Illinois Man Convicted of Running DDoS Facilitation Websites

An Illinois man has been found guilty of running subscription-based distributed denial of service attacks that flood targeted computers with information and prevent them from being able to access the internet, reports the Department of Justice.

See Also: Top 50 Security Threats

Matthew Gatrel, 32, owned and operated two DDoS facilitation websites: DownThem.org and AmpNode.com. DownThem provided subscriptions to users which enabled customers to launch DDoS attacks.

The second site, AmpNode, “Provided “bulletproof” server hosting to customers with an emphasis on “spoofing” servers that could be pre-configured with DDoS attack scripts and lists of vulnerable “attack amplifiers” used to launch simultaneous cyberattacks on victims,” the DOJ notes.

Gatrel was found guilty on Thursday for one count of conspiracy to commit unauthorized impairment of a protected computer, one count of conspiracy to commit wire fraud, and one count of unauthorized impairment of a protected computer. Gatrel is now facing a statutory maximum sentence of 35 years in federal prison. United States District Judge John A. Kronstadt has scheduled a January 27, 2022 sentencing hearing.

Another co-defendant, Juan Martinez, 28, of Pasadena, pleaded guilty on August 26 to one count of unauthorized impairment of a protected computer. He was one of Gatrel’s customers, who in 2018 became a co-administrator of the site. Martinez faces a maximum sentence of 10 years in federal prison at his sentencing hearing, which is scheduled for December 2.

During investigation of Downthem and Ampnode, the FBI first interviewed Gatrel on Nov. 19, 2018, according to a criminal complaint written by FBI Special Agent Elliott Peterson, who works in the bureau’s Alaska Counter Intelligence/Cyber Squad.

During the course of the interview, Gatrel admitted to being an administrator of both the Downthem and Ampnode sites, saying he’d first registered them using Cloudflare, which provides anti-DDoS services, according to the complaint.

As part of a crackdown, back in 2018, the Alaska U.S. Attorney’s Office charged David Bukoski, 23, of Hanover Township, Pennsylvania, with aiding and abetting computer intrusions by running a stresser/booter service.

Bukoski has been accused of running Quantum Stresser, one of the world’s largest and longest-running DDoS services in operation.
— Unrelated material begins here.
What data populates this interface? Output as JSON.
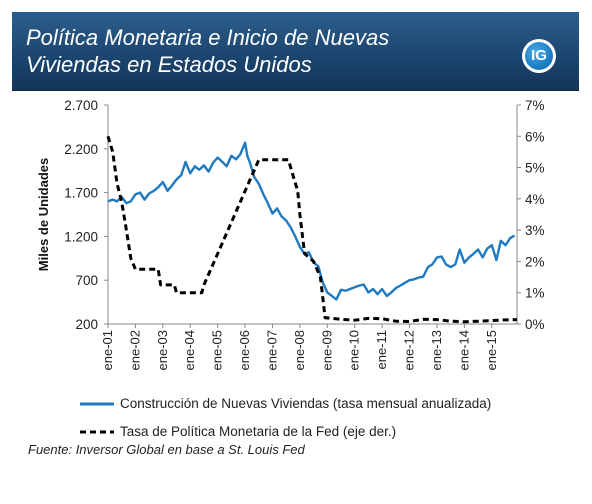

First launched in March 2011, Quantum Stresser counted a total of more than 80,000 registered users by last month. Looking just at this year, the site was to launch more than 50,000 actual or attempted DDoS attacks targeting victims worldwide, authorities say (see: Feds Disrupt Top Stresser/Booter Services)

Website Offerings

Investigators found that the DownThem service had more than 2,000 registered users and more than 200,000 launched attacks since 2014, including attacks on homes, schools, universities, municipal and local government websites, and financial institutions worldwide.

“Often called a “booting” service, DownThem itself relied upon powerful servers associated with Gatrel’s AmpNode bulletproof hosting service. Many AmpNode customers were themselves operating for-profit DDoS services,” according to the DOJ.

In addition, Gatrel offered advice to customers of both the services, providing guidance on the best attack methods to “down” different types of computers, specific hosting providers, or how to bypass DDoS protection services. The DOJ states that Gatrel himself often used the DownThem service to demonstrate to prospective customers the power and effectiveness of his products.

He used to give examples by attacking the customer’s intended victim and providing proof, via screenshot, that he had severed the victim’s internet connection.

Another service offered to customers by Gatrel’s DownThem site was an option to select a variety of different paid “subscription plans.” The plans varied in cost and offered escalating attack capability, allowing customers to select different attack durations and relative attack power, as well as the ability to launch several simultaneous, or “concurrent” attacks.

“Once a customer entered the information necessary to launch an attack on their victim, Gatrel’s system was set up to use one or more of his own dedicated AmpNode attack servers to unlawfully appropriate the resources of hundreds or thousands of other servers connected to the internet in what are called “reflected amplification attacks”,” the DOJ notes.